Some of the greatest rewards in my life have sprung out of the investments I have made into learning for myself. I’m not talking about school in this sense, though that still had some value, but in actually putting in my own time to absorb new information about things I am interested in.
The process of self-teaching and learning is entirely different to what we experience when we are taught by others because in the latter we are not responsible except to do the work and hand in assignments on time.
When we take charge on things that truly interest us, there is a force at play that I think is even more stimulating and powerful than could ever be emulated in the classroom.
“There is a force at play more powerful than could ever be emulated in the classroom.”
Those who have demonstrated tremendous success in various fields, whether sportsmen, artists, scientists and mountaineers, have been shown to have dedicated significant resources to self learning and building up knowledge and skills throughout life.
As a sidenote, self-teaching shouldn’t be thought of as selfish, because in building up our own abilities in this passionate way, we are becoming more valuable people to society as a whole.

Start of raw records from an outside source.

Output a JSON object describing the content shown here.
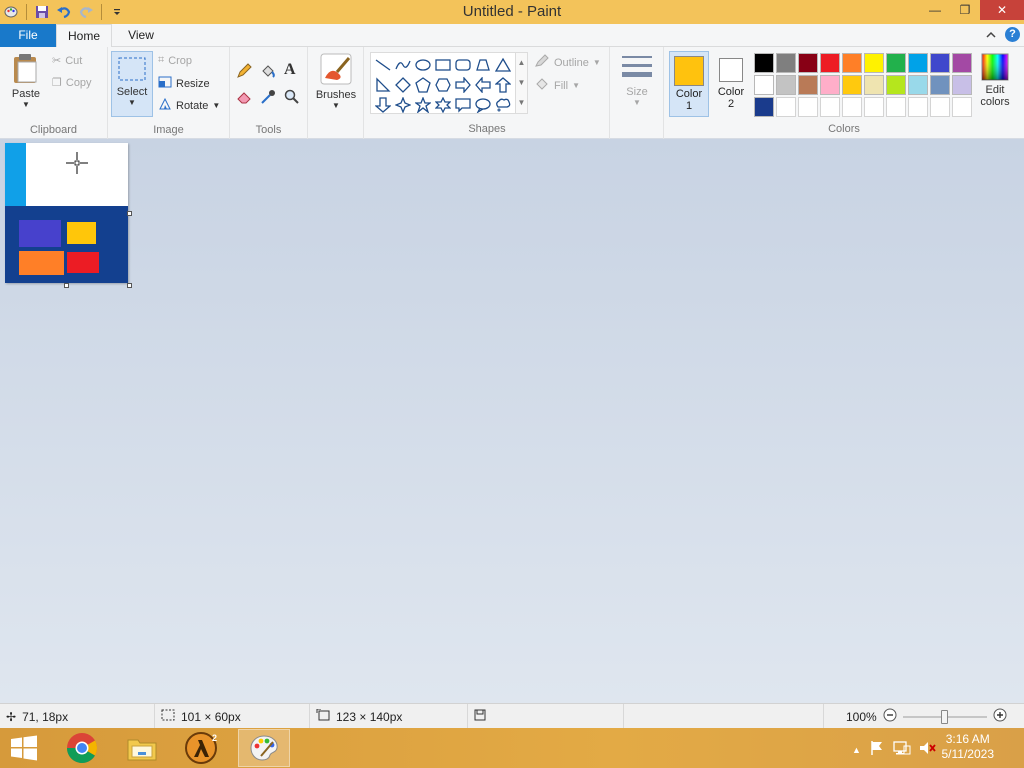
{
  "window": {
    "title": "Untitled - Paint",
    "minimize": "—",
    "restore": "❐",
    "close": "✕"
  },
  "tabs": {
    "file": "File",
    "home": "Home",
    "view": "View",
    "help": "?"
  },
  "clipboard": {
    "group": "Clipboard",
    "paste": "Paste",
    "cut": "Cut",
    "copy": "Copy"
  },
  "image": {
    "group": "Image",
    "select": "Select",
    "crop": "Crop",
    "resize": "Resize",
    "rotate": "Rotate"
  },
  "tools": {
    "group": "Tools",
    "text_glyph": "A"
  },
  "brushes": {
    "label": "Brushes"
  },
  "shapes": {
    "group": "Shapes",
    "outline": "Outline",
    "fill": "Fill"
  },
  "size": {
    "label": "Size"
  },
  "colors": {
    "group": "Colors",
    "color1_label": "Color",
    "color1_num": "1",
    "color2_label": "Color",
    "color2_num": "2",
    "edit_label": "Edit",
    "edit_label2": "colors",
    "color1_value": "#ffc20e",
    "color2_value": "#ffffff",
    "palette": [
      "#000000",
      "#7f7f7f",
      "#880015",
      "#ed1c24",
      "#ff7f27",
      "#fff200",
      "#22b14c",
      "#00a2e8",
      "#3f48cc",
      "#a349a4",
      "#ffffff",
      "#c3c3c3",
      "#b97a57",
      "#ffaec9",
      "#ffc90e",
      "#efe4b0",
      "#b5e61d",
      "#99d9ea",
      "#7092be",
      "#c8bfe7",
      "#1a3b8c",
      "#ffffff",
      "#ffffff",
      "#ffffff",
      "#ffffff",
      "#ffffff",
      "#ffffff",
      "#ffffff",
      "#ffffff",
      "#ffffff"
    ]
  },
  "status": {
    "cursor_pos": "71, 18px",
    "selection_size": "101 × 60px",
    "canvas_size": "123 × 140px",
    "zoom": "100%"
  },
  "taskbar": {
    "time": "3:16 AM",
    "date": "5/11/2023",
    "hl_badge": "2"
  }
}
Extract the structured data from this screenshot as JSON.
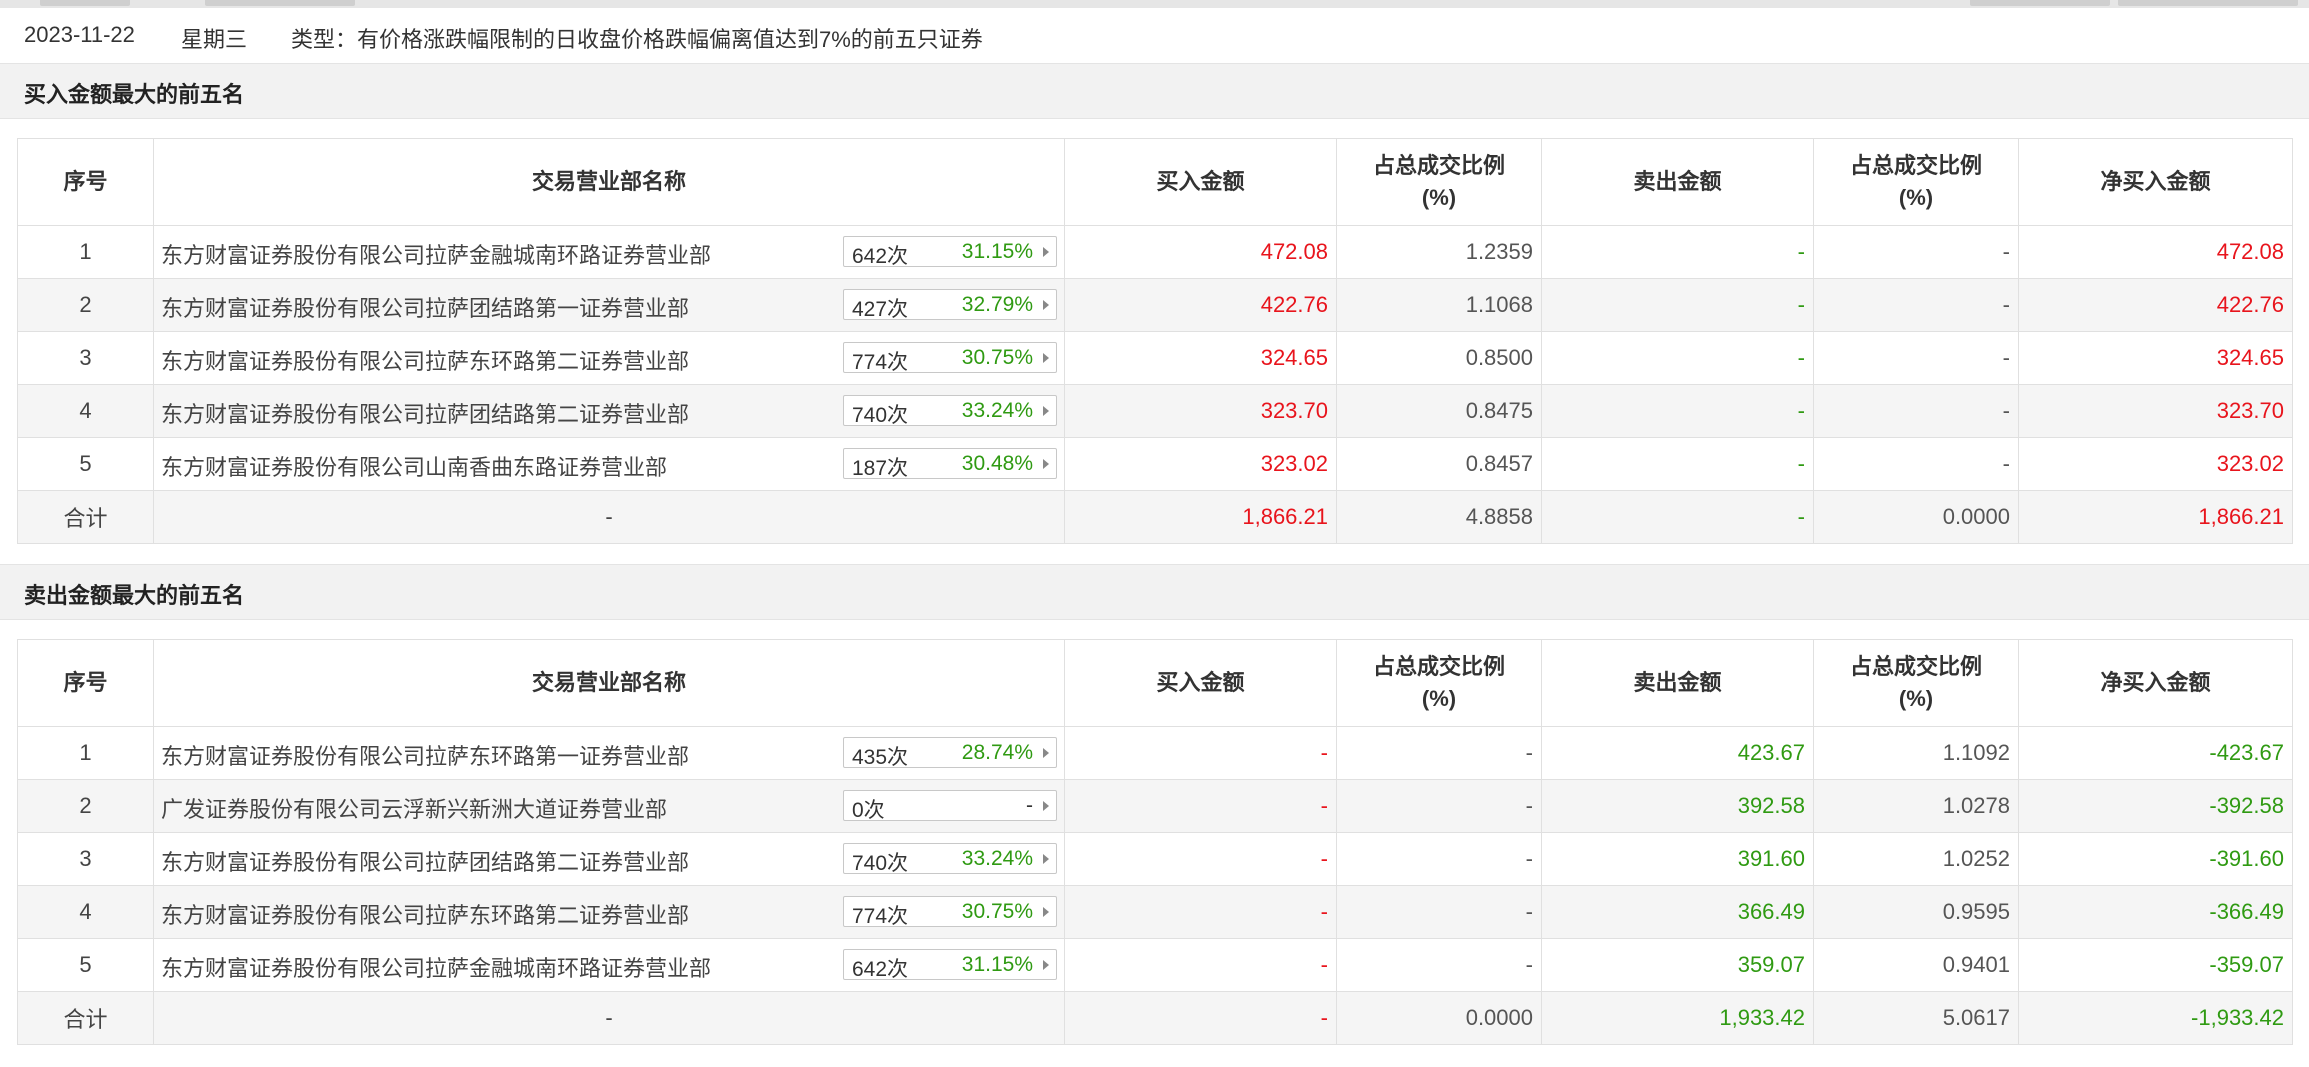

As we get ‘busier’ and time becomes seemingly more scarce, what are some good ways to fit in some time for knowledge absorption in your day to day?
I give you eleven!
1. Read in bed before you fall asleep instead of watching films or tv.
2. Wake up a little earlier each day and put in some extra learning time.
3. Play audio-books and other audio material in the car or in your headphones when commuting to work.
4. Put up a message board where you will see it and constantly add new points to learn.
5. Play audio material when doing other things like cooking, taking a bath and running.
6. Make a deliberate decision to cut down on certain activities each week, especially procrastinating, and focusing a few hours on self teaching.
7. Dedicate your lunch break or other eating break to a time for eating and learning. If you can stomach it – at the same time!
8. Checking email is almost impossible to avoid these days (though reducing time spent reading them will help you make more time for learning), but you might consider building learning into your email-checking ritual.
Send yourself an article or something interesting to watch or read every evening (ideally focusing on things that you are working on as part of your self-teaching), to be read at some point the next day.
9. Replace TV with learning. Yes, that means turning off the tv and reading instead.
10. Use a Kindle or other handheld book storage device, or bring a book around, and read whenever you have an appropriate spare moment.
11. Teach others, perhaps even teach as a full-time career. This will make self-teaching part of what you do for a large chunk of the time.
As a closing note, you will find it easier to self-teach when you are actually passionate about what it is you are learning, and you get into the habit of learning in a certain way, each day.
And a final thought, make sure you allow yourself additional breathing space in the day, to relax or simply do nothing too. A packed day is overwhelming, so no need to over-do it, just take advantage of moments that would otherwise not be used effectively.